During the second command post exercise, held September 11-13, the Guardsmen teamed up with their active-duty counterparts from Fort Hood’s 1st Cavalry Division in field services, current operations, fires supports, knowledge management, and logistics to better understand the procedures and practices that will ensure a successful Warfighter.
“Everyone here wants to be part of a team,” said Esparza. “Anything you want to learn, you will be given opportunities to cross-train. We welcome anyone to come in and see how they can fit in and start working with direction and motivation.”
This is the first Warfighter for the 136th MEB since their deployment in 2012. Although this is not a mobilization, it still requires vast amounts of support, including supplies, maintenance gear, and transportation of equipment and Soldiers. The logistics section serves as the primary advisor for these tasks.
“Approximately 200 Soldiers from the brigade will be participating in Warfighter,” said Wilson, “requiring about 350 cases of MREs and a water buffalo that holds 400 gallons of water. Generators, HMMWVs, and LMTVs will be transported to Fort Campbell in late October prior to the main body movement.”
Crucial to mission success, communication support was another key element in learning how best to respond to the demands of a fast-paced, tactical environment. The brigade’s computers, telephones, and other electronic equipment requires 7,000 ft. of ethernet cable for the more than 500 different connections.
“We have to monitor networks, communication channels, information systems, and tactical systems,” said Esparza. “It is the architecture we build from the ground up at any location.”
The brigade is no stranger to self-sustaining operations through extensive practice with their Deployable Rapid Assembly Shelter system in isolated areas without infrastructure. This command post exercise demonstrated once more the 136th MEB’s ability to establish a tactical footprint and execute their support mission.
“The way we prepared for this weekend was getting the personnel ready,” said Esparza, “as well as the communication pieces, the logistical support, cables, wires, and any other supplies we might need in order to make this happen.”

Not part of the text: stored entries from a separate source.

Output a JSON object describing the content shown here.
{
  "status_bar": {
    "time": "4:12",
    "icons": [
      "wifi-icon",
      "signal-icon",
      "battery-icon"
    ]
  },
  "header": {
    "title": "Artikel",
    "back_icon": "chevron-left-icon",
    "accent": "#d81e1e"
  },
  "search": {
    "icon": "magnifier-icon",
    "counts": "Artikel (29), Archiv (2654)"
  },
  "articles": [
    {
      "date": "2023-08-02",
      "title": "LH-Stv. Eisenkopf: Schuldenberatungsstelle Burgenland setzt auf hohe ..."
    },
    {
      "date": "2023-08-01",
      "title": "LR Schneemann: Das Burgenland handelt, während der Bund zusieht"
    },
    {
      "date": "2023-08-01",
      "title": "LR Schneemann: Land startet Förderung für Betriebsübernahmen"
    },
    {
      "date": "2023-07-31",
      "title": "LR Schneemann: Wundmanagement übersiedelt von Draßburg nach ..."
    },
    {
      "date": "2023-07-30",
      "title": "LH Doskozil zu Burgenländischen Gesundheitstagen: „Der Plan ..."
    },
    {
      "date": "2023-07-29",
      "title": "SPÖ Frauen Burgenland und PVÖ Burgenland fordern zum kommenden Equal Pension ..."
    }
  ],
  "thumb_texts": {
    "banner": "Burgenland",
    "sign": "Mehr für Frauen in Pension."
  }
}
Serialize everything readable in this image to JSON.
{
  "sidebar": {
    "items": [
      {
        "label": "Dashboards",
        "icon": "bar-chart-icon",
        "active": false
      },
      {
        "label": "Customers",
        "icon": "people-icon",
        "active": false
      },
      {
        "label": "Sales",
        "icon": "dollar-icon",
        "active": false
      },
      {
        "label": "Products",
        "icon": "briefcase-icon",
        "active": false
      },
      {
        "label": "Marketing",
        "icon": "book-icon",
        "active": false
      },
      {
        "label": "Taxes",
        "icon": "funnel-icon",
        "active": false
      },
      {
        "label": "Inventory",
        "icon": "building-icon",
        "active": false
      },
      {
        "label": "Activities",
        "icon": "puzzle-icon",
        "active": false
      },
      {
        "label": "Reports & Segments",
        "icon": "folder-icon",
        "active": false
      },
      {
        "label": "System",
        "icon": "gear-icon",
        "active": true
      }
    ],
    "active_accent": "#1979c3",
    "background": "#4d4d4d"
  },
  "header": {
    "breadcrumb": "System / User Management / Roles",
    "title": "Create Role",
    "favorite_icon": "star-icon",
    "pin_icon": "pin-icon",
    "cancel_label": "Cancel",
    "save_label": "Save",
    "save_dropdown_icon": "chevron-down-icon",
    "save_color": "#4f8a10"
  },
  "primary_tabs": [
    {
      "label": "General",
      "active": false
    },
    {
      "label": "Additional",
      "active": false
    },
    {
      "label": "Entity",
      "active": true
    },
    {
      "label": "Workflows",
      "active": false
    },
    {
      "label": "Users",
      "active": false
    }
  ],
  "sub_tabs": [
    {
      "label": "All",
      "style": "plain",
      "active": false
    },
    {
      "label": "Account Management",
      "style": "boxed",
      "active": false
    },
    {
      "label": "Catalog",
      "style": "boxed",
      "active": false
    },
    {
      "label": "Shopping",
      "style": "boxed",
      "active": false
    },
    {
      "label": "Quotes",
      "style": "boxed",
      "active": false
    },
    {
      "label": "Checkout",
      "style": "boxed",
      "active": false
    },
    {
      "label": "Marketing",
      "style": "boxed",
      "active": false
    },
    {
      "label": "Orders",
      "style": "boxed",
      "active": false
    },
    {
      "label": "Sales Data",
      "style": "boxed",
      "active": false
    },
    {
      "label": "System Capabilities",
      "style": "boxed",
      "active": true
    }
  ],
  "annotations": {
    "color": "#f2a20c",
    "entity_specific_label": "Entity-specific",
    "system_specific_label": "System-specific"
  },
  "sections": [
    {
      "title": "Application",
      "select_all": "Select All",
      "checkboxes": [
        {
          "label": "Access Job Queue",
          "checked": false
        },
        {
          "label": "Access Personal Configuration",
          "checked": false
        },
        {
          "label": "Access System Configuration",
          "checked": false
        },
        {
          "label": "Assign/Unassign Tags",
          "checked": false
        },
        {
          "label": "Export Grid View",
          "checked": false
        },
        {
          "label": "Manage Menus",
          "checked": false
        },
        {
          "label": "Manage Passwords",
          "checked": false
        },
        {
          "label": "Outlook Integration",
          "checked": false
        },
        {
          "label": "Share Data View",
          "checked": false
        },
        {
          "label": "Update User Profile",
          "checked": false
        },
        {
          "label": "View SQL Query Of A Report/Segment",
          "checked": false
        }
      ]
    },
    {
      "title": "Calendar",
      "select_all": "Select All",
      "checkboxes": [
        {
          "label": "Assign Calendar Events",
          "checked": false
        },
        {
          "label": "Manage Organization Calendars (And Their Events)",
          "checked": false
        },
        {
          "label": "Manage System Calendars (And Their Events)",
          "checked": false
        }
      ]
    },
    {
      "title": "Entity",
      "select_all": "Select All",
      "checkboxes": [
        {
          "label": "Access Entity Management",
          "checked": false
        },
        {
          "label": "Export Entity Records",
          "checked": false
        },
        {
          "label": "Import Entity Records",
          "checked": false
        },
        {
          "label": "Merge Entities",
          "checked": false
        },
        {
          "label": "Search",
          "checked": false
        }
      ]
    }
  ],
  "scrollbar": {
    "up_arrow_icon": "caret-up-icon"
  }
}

The Guardsmen will complete their final preparations in October before moving out November 4th for Fort Campbell. There, they will use the skills, products, and battle methods developed at their command post exercises during these summer months to achieve success at their culminating evaluation.
“Without this CPX, we could not perform well in Kentucky,” said Wilson. “I know for a fact they are setting us up for success.”